Paul Goble
Vienna, September 14 – Moscow has asked that the UN General Assembly call for the UN to conclude an agreement with the Organization of the Treaty of Collective Security (OTCS) much like the one the UN signed with NATO in September 2008 and thus allow that group of seven former Soviet republics to participate in international peacekeeping operations.
This action has attracted far less attention than the Duma’s preliminary approval of a law that would allow the Kremlin to dispatch military forces abroad, but it could lead to more Russian soldiers serving beyond the borders of Russian sooner, as peacekeepers, perhaps in the first instance in the Southern Caucasus if there is a resolution of the Karabakh conflict.
Last Friday, Vitaly Churkin, Russia’s Permanent Representative to the United Nations, on behalf of his country and the six other members of the OTCS (Armenia, Belarus, Kazakhstan, Kyrgyzstan, Tajikistan and Uzbekistan) asked that the UN General Assembly take up this question later this fall.
According to an OTCS spokesman, the UN apparatus has given “preliminary” approval to include “a special resolution” which would urge “the conclusion of an agreement or memorandum on cooperation between the UN and the OTCS analogous to the one signed between the UN and NATO” last year.
Such an accord, if the UN General Assembly supports the resolution and the UN Security Council agrees, would give “international legitimacy” to the participation of OTCS and its collective rapid reaction forces not only to engage in peacekeeping but to fight extremism and terrorism beyond the borders of the member states.
And as one Armenian news outlet reported today, “it is not excluded” that if that happens,” Russian could attempt to include ‘a peacekeeping contingent of the OTCS’ in the zone of the Nagorno-Karabakh conflict” if there is an agreement on putting peacekeepers there (armtoday.info/default.asp?Lang=_Ru&NewsID=14938&SectionID=0&RegionID=9&Date=09/14/2009&PagePosition=1).
Indeed, the Karabakh dispute may explain the timing of Moscow’s request if not all the calculations behind it: Earlier this month, a leading Baku analyst suggested that Russian forces as such could not serve as peacekeepers in and around Karabakh because of Russia’s involvement in the negotiating process.
In a comment to Day.AZ, Mubariz Akhmedoglu, the director of the Azerbaijani Center for Political Innovation and Technology, said an agreement on peacekeepers was near, adding that they would not include forces from the Minsk Group co-chair countries – Russia, France, and the United States – or from the immediate neighboring states – Turkey and Iran.
Instead, he said, they were likely to come from two European countries – Hungary and Romania – and the two states most directly involved – Armenia and Azerbaijan – given that these forces had “passed through the school of participation in peacekeeping operations in ‘the hot spots of the world’” (www.day.az/news/politics/170909.html).

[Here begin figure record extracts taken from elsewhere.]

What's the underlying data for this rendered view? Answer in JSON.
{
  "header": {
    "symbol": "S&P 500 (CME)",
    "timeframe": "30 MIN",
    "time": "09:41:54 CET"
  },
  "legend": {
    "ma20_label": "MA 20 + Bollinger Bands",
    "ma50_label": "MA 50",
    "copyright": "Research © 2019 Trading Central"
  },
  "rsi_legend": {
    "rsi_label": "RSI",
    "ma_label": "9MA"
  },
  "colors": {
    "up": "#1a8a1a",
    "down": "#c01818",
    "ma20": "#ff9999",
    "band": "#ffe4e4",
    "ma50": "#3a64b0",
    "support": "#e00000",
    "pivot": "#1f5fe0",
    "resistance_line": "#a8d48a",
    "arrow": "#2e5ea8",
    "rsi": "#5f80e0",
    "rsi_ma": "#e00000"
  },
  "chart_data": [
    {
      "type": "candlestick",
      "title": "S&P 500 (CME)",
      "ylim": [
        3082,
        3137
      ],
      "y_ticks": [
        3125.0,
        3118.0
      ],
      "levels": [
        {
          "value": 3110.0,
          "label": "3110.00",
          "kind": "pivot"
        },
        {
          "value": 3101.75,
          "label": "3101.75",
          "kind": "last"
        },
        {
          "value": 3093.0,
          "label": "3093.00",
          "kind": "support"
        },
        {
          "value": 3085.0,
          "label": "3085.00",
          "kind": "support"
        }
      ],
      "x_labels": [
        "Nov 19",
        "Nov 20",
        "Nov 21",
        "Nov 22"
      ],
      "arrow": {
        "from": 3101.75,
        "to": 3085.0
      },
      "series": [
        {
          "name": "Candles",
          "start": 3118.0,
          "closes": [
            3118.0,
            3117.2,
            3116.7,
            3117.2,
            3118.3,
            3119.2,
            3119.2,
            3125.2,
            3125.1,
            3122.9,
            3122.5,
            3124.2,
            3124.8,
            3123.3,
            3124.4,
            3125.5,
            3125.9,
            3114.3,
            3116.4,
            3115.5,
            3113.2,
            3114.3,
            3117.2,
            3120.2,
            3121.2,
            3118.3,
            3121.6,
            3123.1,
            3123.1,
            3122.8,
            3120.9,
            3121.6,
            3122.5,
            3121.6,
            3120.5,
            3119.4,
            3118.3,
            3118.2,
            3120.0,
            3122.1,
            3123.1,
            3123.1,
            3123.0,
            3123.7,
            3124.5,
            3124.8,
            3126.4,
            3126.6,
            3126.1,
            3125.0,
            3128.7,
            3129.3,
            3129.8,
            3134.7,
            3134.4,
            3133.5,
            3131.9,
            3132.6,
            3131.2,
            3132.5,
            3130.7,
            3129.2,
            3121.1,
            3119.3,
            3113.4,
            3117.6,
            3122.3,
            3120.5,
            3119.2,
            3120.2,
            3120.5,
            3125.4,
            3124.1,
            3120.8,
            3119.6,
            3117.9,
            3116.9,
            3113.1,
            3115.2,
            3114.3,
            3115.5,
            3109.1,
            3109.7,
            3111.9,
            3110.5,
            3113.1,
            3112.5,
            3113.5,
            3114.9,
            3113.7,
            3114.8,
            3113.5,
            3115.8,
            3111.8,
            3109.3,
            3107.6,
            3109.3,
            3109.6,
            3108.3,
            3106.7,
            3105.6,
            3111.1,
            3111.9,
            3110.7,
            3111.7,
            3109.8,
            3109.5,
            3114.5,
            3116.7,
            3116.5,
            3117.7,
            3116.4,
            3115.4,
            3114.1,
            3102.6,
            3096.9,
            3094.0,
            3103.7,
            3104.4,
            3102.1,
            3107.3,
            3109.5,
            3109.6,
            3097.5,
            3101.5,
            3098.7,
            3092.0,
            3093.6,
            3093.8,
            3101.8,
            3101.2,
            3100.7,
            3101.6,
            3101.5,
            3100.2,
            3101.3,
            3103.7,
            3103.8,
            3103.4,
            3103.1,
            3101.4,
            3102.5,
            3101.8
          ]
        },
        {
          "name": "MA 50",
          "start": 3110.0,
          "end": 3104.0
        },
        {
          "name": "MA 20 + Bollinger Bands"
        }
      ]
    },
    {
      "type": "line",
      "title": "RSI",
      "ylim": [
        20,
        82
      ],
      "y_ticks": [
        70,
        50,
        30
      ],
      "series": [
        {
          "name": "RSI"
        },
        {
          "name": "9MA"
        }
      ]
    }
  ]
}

But if the UN General Assembly approves Moscow’s request and the UN Security Council drafts an accord with the OTCS, the Russian government almost certainly could argue that any soldiers it dispatched to serve as peacekeepers in the Southern Caucasus were there not as “Russians” but as members of a UN-blessed OTCS force.
The impact of such an end run around the rules as at least some parties to the Karabakh dispute appear to understand them is far from clear, but Moscow’s move to do so is yet another indication that it is prepared to adopt a variety of strategies to project power over the former Soviet space and to involve the international community in support of that Russian effort.